In effect, you say you can make everyone’s problems go away with an end to austerity; getting rid of nuclear weapons; overcoming poverty; increasing spending on public services and delivering more growth and jobs as a result.
And you call for more powers, because you convince everyone that you can do with them what others cannot.
Then to maintain your success you need to be shameless, ignoring the consequences and feasibility of your wish list.
If the cost of your anti-austerity is more austerity for longer, then you simply ignore it.
If unilateral nuclear disarmament makes the world a less safe place and risks dragging us into more conventional conflicts, then you ignore that as well.
And if the extra powers of full fiscal autonomy today would deliver full fiscal mayhem tomorrow, just put them off far enough into the future so that inconvenient outcome can be ignored too.

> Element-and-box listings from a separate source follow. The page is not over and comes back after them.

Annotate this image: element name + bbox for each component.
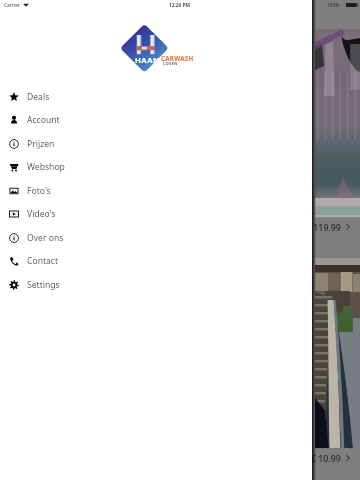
staticText: Deals bbox=[27, 91, 50, 103]
button[interactable]: Webshop bbox=[0, 155, 312, 178]
staticText: Prijzen bbox=[27, 138, 55, 150]
button[interactable]: Foto's bbox=[0, 179, 312, 202]
staticText: Settings bbox=[27, 279, 60, 291]
staticText: Foto's bbox=[27, 185, 51, 197]
button[interactable]: Deals bbox=[0, 85, 312, 108]
button[interactable]: Video's bbox=[0, 202, 312, 225]
staticText: € 119.99 bbox=[306, 222, 341, 232]
button[interactable]: Prijzen bbox=[0, 132, 312, 155]
staticText: Account bbox=[27, 114, 60, 126]
staticText: 12:26 PM bbox=[169, 2, 191, 9]
button[interactable]: Settings bbox=[0, 273, 312, 296]
staticText: LOVEN bbox=[163, 61, 178, 66]
staticText: Video's bbox=[27, 208, 56, 220]
button[interactable]: Account bbox=[0, 108, 312, 131]
button[interactable]: € 119.99 bbox=[0, 222, 360, 232]
staticText: Contact bbox=[27, 255, 59, 267]
staticText: € 10.99 bbox=[311, 453, 341, 463]
staticText: HAANS bbox=[135, 55, 165, 65]
button[interactable]: Over ons bbox=[0, 226, 312, 249]
staticText: Webshop bbox=[27, 161, 65, 173]
button[interactable]: € 10.99 bbox=[0, 453, 360, 463]
button[interactable]: Contact bbox=[0, 249, 312, 272]
staticText: 100% bbox=[327, 2, 340, 9]
staticText: CARWASH bbox=[161, 54, 194, 62]
staticText: Over ons bbox=[27, 232, 64, 244]
staticText: Carrier bbox=[4, 2, 20, 9]
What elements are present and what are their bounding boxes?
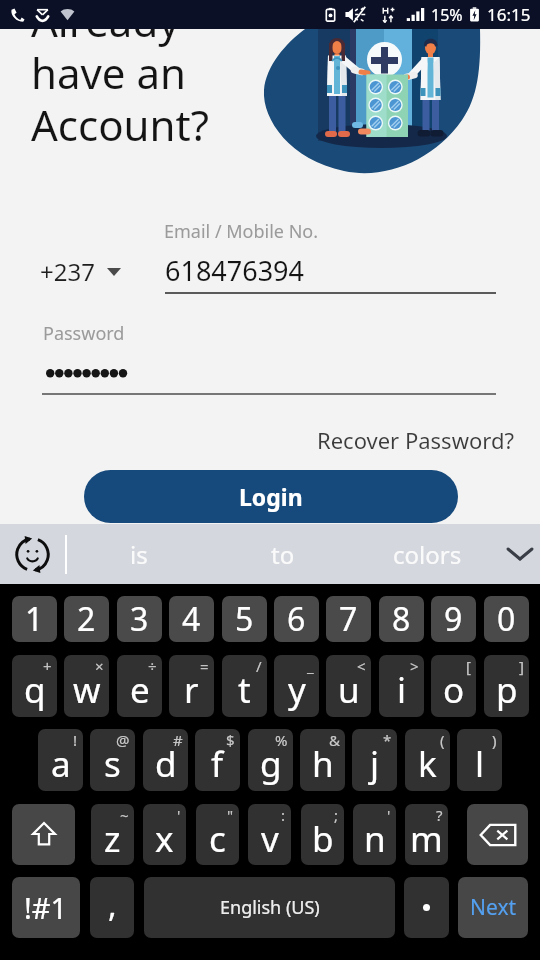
button[interactable]: × <box>64 655 109 717</box>
staticText: * <box>383 730 392 750</box>
staticText: _ <box>307 656 314 676</box>
staticText: e <box>130 666 150 714</box>
staticText: h <box>312 740 334 788</box>
staticText: p <box>496 666 518 714</box>
button[interactable]: & <box>300 729 345 791</box>
button[interactable]: ' <box>143 804 186 865</box>
button[interactable]: 4 <box>169 596 214 642</box>
button[interactable]: < <box>326 655 371 717</box>
staticText: n <box>364 815 386 863</box>
staticText: c <box>209 815 226 863</box>
button[interactable]: _ <box>274 655 319 717</box>
staticText: ÷ <box>148 656 157 676</box>
button[interactable]: ? <box>405 804 448 865</box>
staticText: 6 <box>287 597 306 641</box>
button[interactable]: English (US) <box>144 877 395 938</box>
button[interactable]: , <box>90 877 134 938</box>
staticText: ] <box>519 656 524 676</box>
button[interactable]: 6 <box>274 596 319 642</box>
staticText: k <box>418 740 437 788</box>
staticText: y <box>288 666 306 714</box>
button[interactable]: 9 <box>431 596 476 642</box>
staticText: , <box>108 883 117 927</box>
staticText: = <box>200 656 209 676</box>
button[interactable]: Expand suggestions <box>499 524 540 584</box>
button[interactable]: ] <box>484 655 529 717</box>
staticText: a <box>51 740 71 788</box>
staticText: > <box>410 656 419 676</box>
button[interactable]: 3 <box>117 596 162 642</box>
button[interactable]: ~ <box>91 804 134 865</box>
staticText: " <box>227 805 234 825</box>
staticText: colors <box>393 538 462 571</box>
button[interactable]: 7 <box>326 596 371 642</box>
staticText: ! <box>73 730 78 750</box>
staticText: 5 <box>235 597 254 641</box>
staticText: ; <box>334 805 339 825</box>
staticText: q <box>24 666 46 714</box>
button[interactable]: !#1 <box>12 877 80 938</box>
button[interactable] <box>467 804 528 865</box>
staticText: l <box>475 740 485 788</box>
staticText: r <box>184 666 199 714</box>
button[interactable]: Emoji <box>0 524 65 584</box>
staticText: t <box>238 666 251 714</box>
staticText: u <box>338 666 360 714</box>
button[interactable]: ( <box>405 729 450 791</box>
staticText: s <box>104 740 121 788</box>
staticText: Password <box>43 321 125 346</box>
button[interactable]: ) <box>457 729 502 791</box>
button[interactable]: 5 <box>222 596 267 642</box>
staticText: f <box>211 740 224 788</box>
button[interactable]: ' <box>353 804 396 865</box>
button[interactable]: @ <box>90 729 135 791</box>
staticText: 618476394 <box>165 252 304 289</box>
button[interactable]: +237 <box>40 255 121 288</box>
staticText: Already have an Account? <box>31 0 209 153</box>
button[interactable]: # <box>143 729 188 791</box>
staticText: w <box>73 666 101 714</box>
button[interactable]: = <box>169 655 214 717</box>
button[interactable]: > <box>379 655 424 717</box>
staticText: / <box>256 656 262 676</box>
button[interactable]: Next <box>458 877 528 938</box>
staticText: × <box>95 656 104 676</box>
button[interactable]: ; <box>301 804 344 865</box>
staticText: ? <box>436 805 443 825</box>
staticText: !#1 <box>24 888 68 927</box>
button[interactable]: ÷ <box>117 655 162 717</box>
staticText: v <box>261 815 279 863</box>
button[interactable] <box>404 877 449 938</box>
staticText: 1 <box>25 597 44 641</box>
button[interactable]: Login <box>84 470 458 523</box>
button[interactable]: 8 <box>379 596 424 642</box>
button[interactable]: colors <box>355 524 499 584</box>
staticText: 4 <box>182 597 201 641</box>
button[interactable]: * <box>352 729 397 791</box>
staticText: i <box>397 666 407 714</box>
button[interactable]: [ <box>431 655 476 717</box>
button[interactable]: 2 <box>64 596 109 642</box>
button[interactable]: + <box>12 655 57 717</box>
button[interactable]: Recover Password? <box>317 425 514 455</box>
staticText: 8 <box>392 597 411 641</box>
button[interactable]: " <box>196 804 239 865</box>
staticText: Email / Mobile No. <box>164 219 319 244</box>
button[interactable]: is <box>67 524 211 584</box>
staticText: b <box>312 815 334 863</box>
button[interactable]: $ <box>195 729 240 791</box>
staticText: English (US) <box>220 895 320 920</box>
button[interactable]: 0 <box>484 596 529 642</box>
staticText: 3 <box>130 597 149 641</box>
button[interactable]: to <box>211 524 355 584</box>
staticText: is <box>130 538 148 571</box>
button[interactable]: % <box>248 729 293 791</box>
button[interactable]: / <box>222 655 267 717</box>
staticText: Login <box>239 481 303 512</box>
button[interactable]: 1 <box>12 596 57 642</box>
button[interactable] <box>12 804 75 865</box>
button[interactable]: ! <box>38 729 83 791</box>
staticText: o <box>443 666 465 714</box>
button[interactable]: : <box>248 804 291 865</box>
staticText: + <box>43 656 52 676</box>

Now we have 56 hopeful MPs, with a wish list of demands and strict instructions to not mention what they are really there for. They will keep busy and make enough noise for everyone, even though they only speak for half of us.
There is only one major flaw in the First Minister’s plan: being found out. That is the thing about truth facing power.
It may be rather slow. It might not be very exciting. But eventually, it has a habit of coming out. And when it does, the people don’t take kindly to be played for fools.